Upgrading the network from 10G to 25G is a straightforward migration option. Hence Cisco offers a gradual migration path with the support of dual-rate optics, where the same 25G optics can operate at both 10G and 25G speeds. With this approach, distribution layer devices can be upgraded to 25G while the access layer still operates at 10G, and the access layer switches can be upgraded over a period of time.
Use case 1: Speed transition with similar cable distances
As access bandwidth increases, campus backbones are transitioning from 10G and 40G speeds to 25G and 100G speeds, and customers are demanding newer optics to support a cabling distance similar to that of existing optics. Cisco’s innovative SFP-10/25G-CSR-S modules support traditional link lengths of up to 300 or 400 m over OM3/OM4 (depending on the fiber quality), now at 25G speeds (Figure 5).
Figure5. Speed transition with similar cable distances
Use case2: Speed migration with dual-rate optics
25G switches and optics provide 2.5 times more bandwidth and are not significantly more expensive than 10G Ethernet solutions. Cisco’s 25G portfolio provides full backward compatibility with 10G with dual-rate optics. These optics will automatically negotiate with the far-end device to the highest speed supported. For example, if the far-end device is capable only of 10 Gbps, the two devices would settle at 10 Gbps speed, meaning that you don’t need to upgrade your infrastructure to 25G right away. Instead you can upgrade the network as part of regular refresh cycles and still have it ready for 25G capabilities (Figure 6).

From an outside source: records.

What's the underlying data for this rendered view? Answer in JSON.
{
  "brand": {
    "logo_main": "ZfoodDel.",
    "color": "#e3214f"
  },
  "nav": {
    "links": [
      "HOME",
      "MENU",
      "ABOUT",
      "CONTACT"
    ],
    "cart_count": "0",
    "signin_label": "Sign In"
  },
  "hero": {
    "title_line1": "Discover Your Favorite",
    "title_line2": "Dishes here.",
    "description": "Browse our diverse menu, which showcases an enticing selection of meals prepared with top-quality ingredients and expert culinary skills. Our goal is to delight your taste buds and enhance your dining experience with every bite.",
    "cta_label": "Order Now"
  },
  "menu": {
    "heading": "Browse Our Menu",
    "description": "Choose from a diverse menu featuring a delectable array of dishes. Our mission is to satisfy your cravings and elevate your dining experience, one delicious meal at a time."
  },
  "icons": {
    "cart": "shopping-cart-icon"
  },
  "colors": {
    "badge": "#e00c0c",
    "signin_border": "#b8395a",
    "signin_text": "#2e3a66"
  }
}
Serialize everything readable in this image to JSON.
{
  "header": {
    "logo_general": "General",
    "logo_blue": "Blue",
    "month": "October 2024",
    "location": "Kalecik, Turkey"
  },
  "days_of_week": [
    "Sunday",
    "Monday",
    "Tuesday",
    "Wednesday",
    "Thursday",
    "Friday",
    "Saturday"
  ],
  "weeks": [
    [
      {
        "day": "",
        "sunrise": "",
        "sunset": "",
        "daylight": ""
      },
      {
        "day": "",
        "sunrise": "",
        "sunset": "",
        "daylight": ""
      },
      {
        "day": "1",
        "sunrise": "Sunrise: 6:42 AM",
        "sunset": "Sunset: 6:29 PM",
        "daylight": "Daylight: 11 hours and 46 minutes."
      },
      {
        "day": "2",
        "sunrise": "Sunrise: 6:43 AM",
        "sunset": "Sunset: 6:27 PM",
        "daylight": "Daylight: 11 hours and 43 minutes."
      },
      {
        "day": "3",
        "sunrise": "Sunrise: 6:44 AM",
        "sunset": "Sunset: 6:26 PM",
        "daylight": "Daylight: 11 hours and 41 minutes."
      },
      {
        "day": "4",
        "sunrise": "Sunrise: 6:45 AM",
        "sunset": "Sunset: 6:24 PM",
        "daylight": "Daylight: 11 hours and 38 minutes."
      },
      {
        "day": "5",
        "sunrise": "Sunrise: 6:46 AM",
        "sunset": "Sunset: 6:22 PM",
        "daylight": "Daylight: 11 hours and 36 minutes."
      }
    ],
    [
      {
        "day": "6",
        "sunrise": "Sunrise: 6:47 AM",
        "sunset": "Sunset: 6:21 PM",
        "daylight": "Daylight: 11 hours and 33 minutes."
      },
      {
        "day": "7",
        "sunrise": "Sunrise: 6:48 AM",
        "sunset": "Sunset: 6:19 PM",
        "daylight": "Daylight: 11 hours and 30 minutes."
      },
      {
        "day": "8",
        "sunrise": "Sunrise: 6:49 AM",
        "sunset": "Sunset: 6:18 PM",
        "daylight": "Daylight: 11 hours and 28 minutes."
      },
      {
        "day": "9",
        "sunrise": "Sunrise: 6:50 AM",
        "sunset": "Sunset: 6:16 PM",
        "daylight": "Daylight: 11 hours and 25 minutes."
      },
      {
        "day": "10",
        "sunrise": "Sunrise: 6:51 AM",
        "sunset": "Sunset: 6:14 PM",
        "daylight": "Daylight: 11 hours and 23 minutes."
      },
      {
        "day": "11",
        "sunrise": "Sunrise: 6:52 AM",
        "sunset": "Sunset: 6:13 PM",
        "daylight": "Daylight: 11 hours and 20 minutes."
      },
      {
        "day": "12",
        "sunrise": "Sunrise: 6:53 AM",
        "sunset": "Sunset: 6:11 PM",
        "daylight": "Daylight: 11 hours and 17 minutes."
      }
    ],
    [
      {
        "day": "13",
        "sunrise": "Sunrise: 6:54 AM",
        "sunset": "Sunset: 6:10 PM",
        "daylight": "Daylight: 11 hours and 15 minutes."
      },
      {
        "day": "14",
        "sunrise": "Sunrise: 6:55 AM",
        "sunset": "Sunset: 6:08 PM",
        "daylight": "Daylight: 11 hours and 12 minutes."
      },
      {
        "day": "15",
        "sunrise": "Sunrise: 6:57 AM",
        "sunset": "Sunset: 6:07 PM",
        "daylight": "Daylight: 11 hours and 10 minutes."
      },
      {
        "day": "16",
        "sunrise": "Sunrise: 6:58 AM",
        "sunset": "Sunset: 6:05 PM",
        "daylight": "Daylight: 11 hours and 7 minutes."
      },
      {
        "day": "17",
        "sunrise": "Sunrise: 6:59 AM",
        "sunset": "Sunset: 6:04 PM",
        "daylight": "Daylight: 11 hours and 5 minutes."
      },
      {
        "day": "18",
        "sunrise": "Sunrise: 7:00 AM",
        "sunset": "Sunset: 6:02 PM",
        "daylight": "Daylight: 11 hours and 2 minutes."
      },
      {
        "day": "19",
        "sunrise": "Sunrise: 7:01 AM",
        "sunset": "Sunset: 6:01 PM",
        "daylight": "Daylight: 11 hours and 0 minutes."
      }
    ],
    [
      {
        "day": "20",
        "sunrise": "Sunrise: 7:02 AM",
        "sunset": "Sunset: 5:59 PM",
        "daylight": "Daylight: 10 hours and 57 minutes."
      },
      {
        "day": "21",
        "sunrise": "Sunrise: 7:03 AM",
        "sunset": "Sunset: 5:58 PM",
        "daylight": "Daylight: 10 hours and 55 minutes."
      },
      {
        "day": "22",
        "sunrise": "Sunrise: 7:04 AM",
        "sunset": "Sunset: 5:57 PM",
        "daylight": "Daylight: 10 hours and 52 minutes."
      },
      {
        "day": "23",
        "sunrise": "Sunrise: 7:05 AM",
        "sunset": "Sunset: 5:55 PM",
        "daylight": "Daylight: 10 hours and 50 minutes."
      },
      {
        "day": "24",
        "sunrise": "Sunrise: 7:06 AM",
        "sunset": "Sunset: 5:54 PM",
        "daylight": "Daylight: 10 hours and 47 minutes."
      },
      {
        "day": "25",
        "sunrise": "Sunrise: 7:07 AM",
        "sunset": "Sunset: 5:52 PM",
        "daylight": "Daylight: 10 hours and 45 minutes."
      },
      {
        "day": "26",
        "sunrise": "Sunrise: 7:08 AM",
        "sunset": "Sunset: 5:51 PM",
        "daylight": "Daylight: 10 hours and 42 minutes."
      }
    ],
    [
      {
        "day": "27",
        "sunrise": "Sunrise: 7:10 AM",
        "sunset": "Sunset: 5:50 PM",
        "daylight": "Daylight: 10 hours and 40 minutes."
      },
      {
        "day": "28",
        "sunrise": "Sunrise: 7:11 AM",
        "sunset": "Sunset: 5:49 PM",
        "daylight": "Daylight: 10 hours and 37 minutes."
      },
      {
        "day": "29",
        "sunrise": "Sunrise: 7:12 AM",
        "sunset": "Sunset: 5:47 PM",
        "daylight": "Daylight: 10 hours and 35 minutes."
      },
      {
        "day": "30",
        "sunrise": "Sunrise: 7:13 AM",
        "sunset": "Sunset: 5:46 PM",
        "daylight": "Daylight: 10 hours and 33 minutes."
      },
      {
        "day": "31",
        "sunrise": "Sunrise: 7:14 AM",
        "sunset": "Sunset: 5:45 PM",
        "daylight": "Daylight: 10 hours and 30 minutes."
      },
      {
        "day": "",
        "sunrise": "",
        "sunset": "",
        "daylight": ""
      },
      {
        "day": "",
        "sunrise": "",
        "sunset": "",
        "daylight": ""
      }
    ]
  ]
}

Figure6. Speed migration with dual-rate optics
Use case3: Speed transition with similar oversubscription ratios
Oversubscription in enterprise campus networks isn’t new. For a long time, the rule of thumb for oversubscription was about 20:1 for access ports and 4:1 for distribution to core. However, these numbers do not really hold up in modern network design. Hence, to retain the recommended oversubscription ratio there is a need to upgrade the uplinks (switch to switch). As natural successors to 10G and 40G technologies, 25G and 100G will help retain the same oversubscription ratios (Figure7).
Figure7. Speed transition with similar oversubscription ratio
Use case4: Access speed transition to 5G
The next generation of Wi-Fi is driving the need for higher speeds, including 2.5G, 5GBASE-T, and 10GBASE-T, in the campus. Most larger enterprise campus networks implement multitier architecture, and these are generally oversubscribed. Network expansions at access or edge have always demanded refreshing the campus core switching capacity. IT needs to reevaluate two major bottleneck points in campus networks, those being the distribution layer that aggregates 10G physical connections and the core switching capacity to maintain 4:1 oversubscription ratios. While mitigating campus core scale and performance challenges and protecting oversubscription ratios, the Cisco Catalyst 9500 Series Switches allow easy and seamless upgrade from existing 10G- or 40G-based infrastructure to 40G- or 100G-based infrastructure (Figure 8).
Figure8. Access speed transition to 5G
Use case5: Load sharing vs. higher speeds
Speed upgrades have outpaced the refresh cycles for cabling, and until now there were two options: (1) rip and replace your existing cabling to support higher speeds, or (2) add additional links to satisfy bandwidth requirements. Neither of these options is ideal. There are significant cost implications, and adding additional uplinks compounds the challenges of achieving effective load sharing that depends on the hashing technologies supported by switches. Moving to faster Ethernet technologies can overcome those concerns as well as add more bandwidth.